前にテレビで茶道家元だったか、どこか京都の旧家の年越し準備の様子を見たことがあるのですが、前々から我が家はなんて煤けて小汚いんだろうと思っていましたが、そんなテレビに出てくる旧家もちょっと観ただけでも正直言って小汚い物が出てくるものですね。なにしろ京都なら400年、500年前の物なんて当たり前ですからね。しかし小汚いと言っても決して悪い意味ではなく、伝統や由緒に裏打ちされたものであるからこそ価値のあるものなんですよね。
で、明日は餅つきです。さすがに我が家でもこればっかりは臼と杵は無いので餅つき機です。機械にはなってもお供え用の鏡餅だけは自宅で作らなければ気が済みません。

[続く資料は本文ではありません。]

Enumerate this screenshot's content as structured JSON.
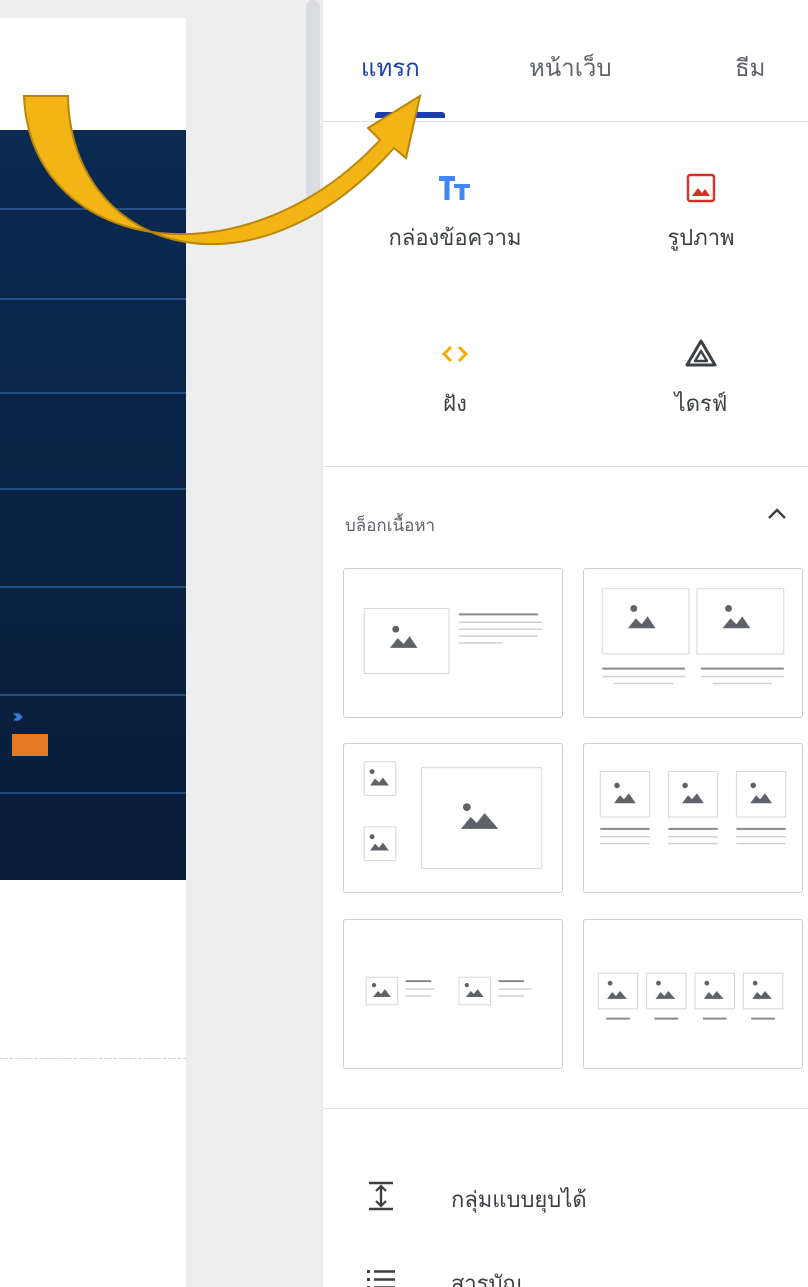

餅つきで思い出したのですが、前に勤めていた会社はどうなっているやら・・・と思うことが最近よくあります。前に勤めていた会社は老舗の和菓子製造会社でした。伝統的な日本的経営の企業というのはいくら給料が安くても、経営者と従業員の関係は家族のような温かいものだったと思います。こういう時季には経営者も従業員も一緒になって餅つきをして、年明けには鏡開きをして一緒に同じ鍋からお汁粉をよそいあって食べたりする、そんな光景が日本の伝統的な企業だと思っていました。いくら給料が安いと愚痴を言ってもそんな温かい光景が前の会社にはありました。
ところが今の企業はどうしたことだろう。この師走の寒空に平気で派遣社員の首を切って放り出す企業なんて日本の企業の風上にも置けないと思います。現代人に常識がなくなったのか、個人の常識が社会全体には通用しなくなったのか。確実に言えるのは日本のよき伝統、風潮が失われていっているのは確かですね。